Such had never been his experience. In his own, memories brought only sadness. They were the food of poets and fools, sweets that left a bitter aftertaste in the mouth and throat.
Roland stopped for a moment still ten paces from the ghostwood door in the Tower's base, letting the voice of the roses-that welcoming horn-echo away to nothing. The feeling of deja vu was still strong, almost as though he had been here after all. And of course he had been, in ten thousand premonitory dreams. He looked up at the balcony where the Crimson King had stood, trying to defy ka and bar his way. There, about six feet above the cartons that held the few remaining sneetches
(the old lunatic had had no other weapons after all, it seemed),
he saw two red eyes, floating in the darkening air, looking down at him witfi eternal hatred. From their backs, the thin silver of the optic nerves (now tinted red-orange with the light of the leaving sun) trailed away to nothing. The gunslinger supposed the Crimson King's eyes would remain up there forever, watching Can'-Ka No Rey while their owner wandered the world to which Patrick's eraser and enchanted Artist's eye had sent him. Or, more likely, to the space between the worlds.
Roland walked on to where the path ended at the steelbanded slab of black ghostwood. Upon it, a sigul that he now knew well was engraved three-quarters of the way up:
Here he laid two things, the last of his gunna: Aunt Talitha's cross, and his remaining sixgun. When he stood up, he saw the first two hieroglyphics had faded away:
UNFOUND had become FOUND.
He raised his hand as if to knock, but the door swung open of its own accord before he could touch it, revealing the bottom steps of an ascending spiral stairway. There was a sighing voice-Welcome, Roland, thee of Eld. It was the Tower's voice. This edifice was not stone at all, although it might look like stone; this was a living thing, Gan himself, likely, and the pulse he'd felt deep in his head even thousands of miles from here had always been Gan's beating life-force.
Commala, gunslinger.

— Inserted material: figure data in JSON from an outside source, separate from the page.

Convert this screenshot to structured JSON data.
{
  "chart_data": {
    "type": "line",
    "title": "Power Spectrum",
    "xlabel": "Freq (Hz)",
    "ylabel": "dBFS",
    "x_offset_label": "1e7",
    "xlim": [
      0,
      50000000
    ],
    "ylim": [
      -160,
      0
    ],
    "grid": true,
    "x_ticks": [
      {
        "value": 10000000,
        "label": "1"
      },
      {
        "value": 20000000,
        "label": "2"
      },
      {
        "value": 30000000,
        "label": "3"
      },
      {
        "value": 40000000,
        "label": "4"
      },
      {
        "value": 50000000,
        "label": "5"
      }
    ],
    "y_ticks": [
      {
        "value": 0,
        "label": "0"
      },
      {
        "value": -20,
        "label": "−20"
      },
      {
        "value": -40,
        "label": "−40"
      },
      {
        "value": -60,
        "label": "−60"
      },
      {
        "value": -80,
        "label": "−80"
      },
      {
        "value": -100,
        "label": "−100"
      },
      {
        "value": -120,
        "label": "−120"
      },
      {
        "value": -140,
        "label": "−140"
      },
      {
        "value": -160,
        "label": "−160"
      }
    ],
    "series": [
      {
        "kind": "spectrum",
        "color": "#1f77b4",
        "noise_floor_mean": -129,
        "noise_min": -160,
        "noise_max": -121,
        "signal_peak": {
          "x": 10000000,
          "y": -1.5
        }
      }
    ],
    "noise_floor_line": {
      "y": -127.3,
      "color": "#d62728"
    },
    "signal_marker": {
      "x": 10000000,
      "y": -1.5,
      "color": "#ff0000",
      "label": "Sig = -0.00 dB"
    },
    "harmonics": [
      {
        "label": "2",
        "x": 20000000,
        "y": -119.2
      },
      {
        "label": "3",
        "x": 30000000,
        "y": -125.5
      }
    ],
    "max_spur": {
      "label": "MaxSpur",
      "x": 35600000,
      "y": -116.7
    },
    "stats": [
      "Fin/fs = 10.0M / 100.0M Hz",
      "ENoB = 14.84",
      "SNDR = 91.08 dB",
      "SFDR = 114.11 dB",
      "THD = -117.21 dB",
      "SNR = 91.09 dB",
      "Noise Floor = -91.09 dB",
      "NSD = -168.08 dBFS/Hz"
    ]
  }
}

Commala-come-come.
And wafting out came the smell of alkali, bitter as tears. The smell of... what? What, exactly? Before he could place it the odor was gone, leaving Roland to surmise he had imagined it.
He stepped inside and the Song of the Tower, which he had always heard-even in Gilead, where it had hidden in his mother's voice as she sang him her cradle songs-finally ceased.
There was another sigh. The door swung shut with a boom, but he was not left in blackness. The light that remained was that of the shining spiral windows, mixed with the glow of sunset.
Stone stairs, a passage just wide enough for one person, ascended.
"Now comes Roland," he called, and the words seemed to spiral up into infinity. "Thee at the top, hear and make me welcome if you would. If you're my enemy, know that I come unarmed and mean no ill."
He began to climb.
Nineteen steps brought him to the first landing (and to each one thereafter). A door stood open here and beyond it was a small round room. The stones of its wall were carved with thousands of overlapping faces. Many he knew (one was the face of Calvin Tower, peeping slyly over the top of an open book). The faces looked at him and he heard their murmuring.
Welcome Roland, you of the many miles and many worlds; welcome thee ofGilead, thee of Eld.
On the far side of the room was a door flanked by dark red swags traced with gold. About six feet up from the door-at the exact height of his eyes-was a small round window, little bigger than an outlaw's peekhole. There was a sweet smell, and this one he could identify: the bag of pine sachet his mother had placed first in his cradle, then, later, in his first real bed. It brought back those days with great clarity, as aromas always do; if any sense serves us as a time machine, it's that of smell.
Then, like the bitter call of the alkali, it was gone.
The room was unfurnished, but a single item lay on the floor. He advanced to it and picked it up. It was a small cedar clip, its bow wrapped in a bit of blue silk ribbon. He had seen such things long ago, in Gilead; must once have worn one himself. When the sawbones cut a newly arrived baby's umbilical cord, separating mother from child, such a clip was put on above the baby's navel, where it would stay until the remainder of the cord fell off, and the clip with it. (The navel itself was called tet-ka can Gan.) The bit of silk on this one told that it had belonged to a boy. A girl's clip would have been wrapped with pink ribbon.
"Twos my own, he thought He regarded it a moment longer, fascinated, then put it carefully back where it had been. Where it belonged.